Did I ever tell you about our house in Wichita? It was a beautiful, three-story, 1912 box colonial, with hardwood floors and the kind of molding that our nation has forgotten how to produce. The den had a fireplace of painted brick, a tin ceiling, and wood-paneled walls (1920-style, not 1970) with an etched and painted chair rail that matched a pattern painted on the edges of the polished floor. The master bedroom had a sitting room and a bathroom big enough to significantly lower the odds of divorce.
And space? Oh, the space! Five bedrooms, and a full, finished basement. It was embarrassing, the space we had. The doors were the thick heavy kind, built back when we still knew how to manufacture a good solid tree in this country. The wiring was outrageous, the venting antiquated, the foundation stronger than a preacher’s promise.
Our house had a detached garage in the back, and over that garage was a small apartment. The couple who bought it announced that they were going to put a handicapped relative back there. We took extra care making some needed repairs to its floor.

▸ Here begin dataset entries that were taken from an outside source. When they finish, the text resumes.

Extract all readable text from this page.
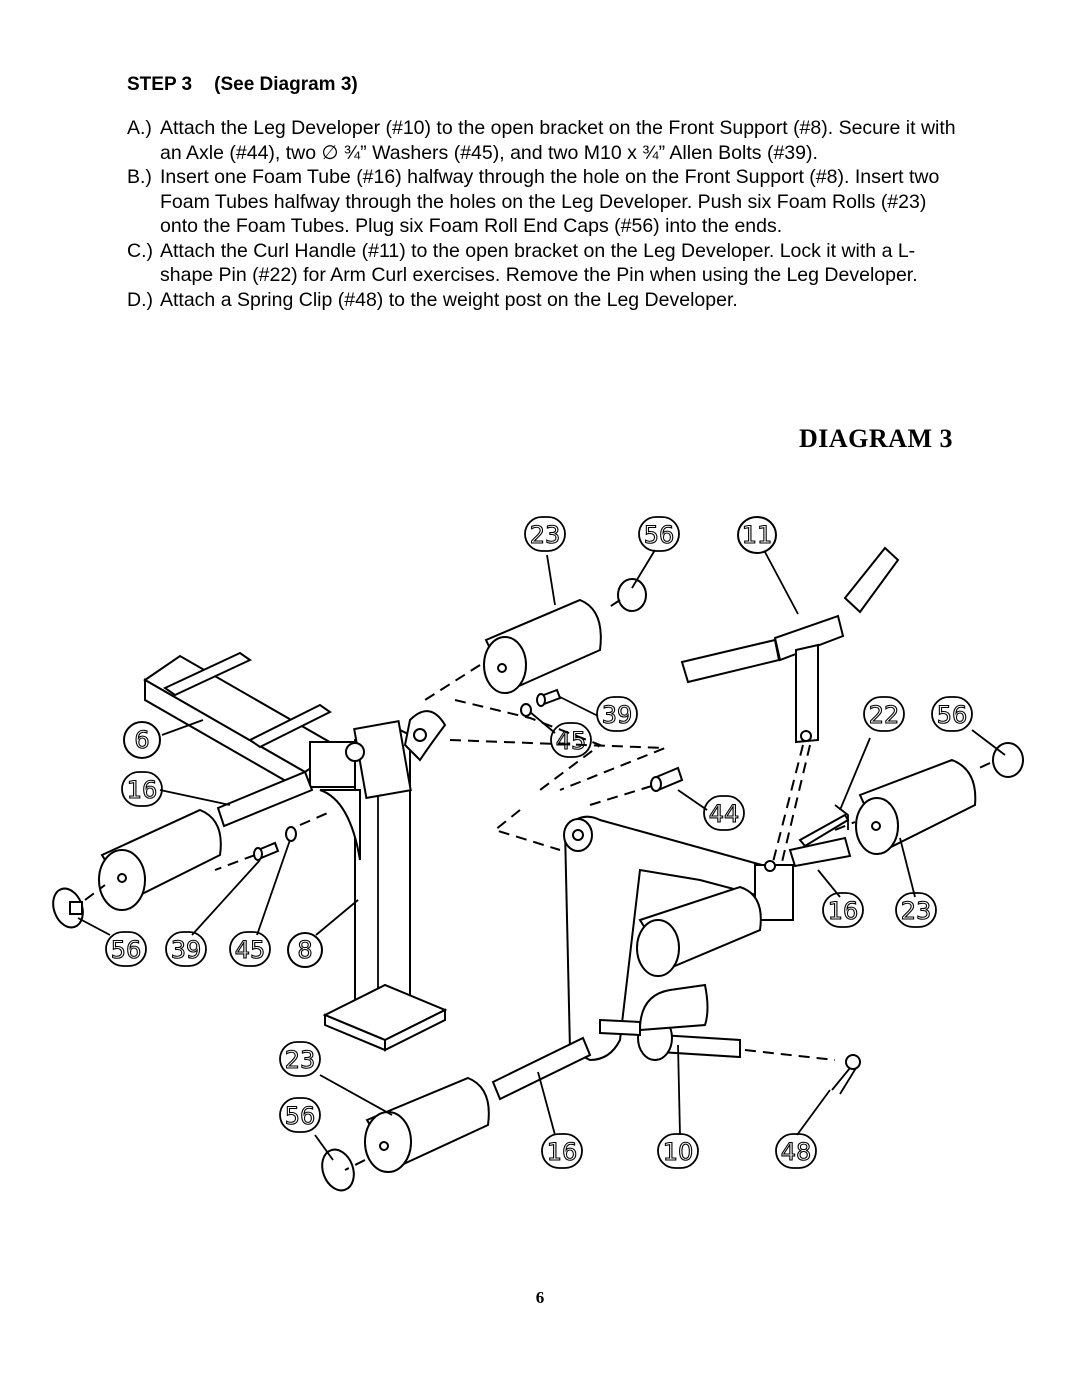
STEP 3 (See Diagram 3)

A.) Attach the Leg Developer (#10) to the open bracket on the Front Support (#8). Secure it with an Axle (#44), two ∅ ¾” Washers (#45), and two M10 x ¾” Allen Bolts (#39).

B.) Insert one Foam Tube (#16) halfway through the hole on the Front Support (#8). Insert two Foam Tubes halfway through the holes on the Leg Developer. Push six Foam Rolls (#23) onto the Foam Tubes. Plug six Foam Roll End Caps (#56) into the ends.

C.) Attach the Curl Handle (#11) to the open bracket on the Leg Developer. Lock it with a L-shape Pin (#22) for Arm Curl exercises. Remove the Pin when using the Leg Developer.

D.) Attach a Spring Clip (#48) to the weight post on the Leg Developer.

DIAGRAM 3
23	56	11
6
39
45
22 56
16
44
16 23
56 39 45 8
23
56
16	10	48
6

Fast-forward a year and a half. A young friend visited our old house, on the off-chance that the apartment might be available to rent. It turns out that it isn’t available, but not because someone is living in it. “My husband made it into his playroom,” the wife told her.
His playroom. They have one child and one big dog (which lives in the house with them, where it clatters across those beautiful floors). But the husband needs his own playroom.
I had dinner with three men Tuesday night, each of them wiser than I. The talk turned to leadership, and each of them had something wise to say about what he’s learned in this area. Eventually one of them looked at me and asked, “So, Tony, what have you learned about leadership?”
I confessed that I’ve learned I’m not very good at it. I’m adequate at work, but I fail in the places that matter most — in the world, in the church, most of all in my home. They nodded in commiseration. None of us is happy with his performance in these latter domains. The world cries out, I said, and so do our churches and our wives, for men who will lead, who will say “this is right, and that is wrong, and I will stand with what is right.”
But instead we remain silent when good is pronounced evil, and evil, good. We pray silently in those moments, or worse, we signal agreement lest we offend anyone. We slouch in the back of our churches when volunteers are needed, and ask the women to be God’s hands. Even in our own homes we expect our wives to raise the children and keep us on a good spiritual track.
The world cries out for leaders, and we build playrooms.
A passage of scripture that has always stuck with me is God’s first conversation with Moses. God told Moses that he would use him to deliver the people of Israel from Pharaoh’s rule. Moses replied by doubting God’s choice of messenger. Next he asked what he was supposed to tell people who questioned his authority. Then he asked what to do if the Egyptians wouldn’t listen. Then he tried to wiggle out of the task altogether by pointing out what a poor public speaker he was. Finally, Moses simply begged God to use somebody else: “Please, Lord, now send the message by whomever you will.”
Anybody, that is, but me. Isn’t that what we’ve grown accustomed to saying? Let somebody else lead. Let somebody else draw a line in the sand and declare to what is evil and destructive around us, “You will shall not pass.”
Lead, or build playrooms. Which will we choose?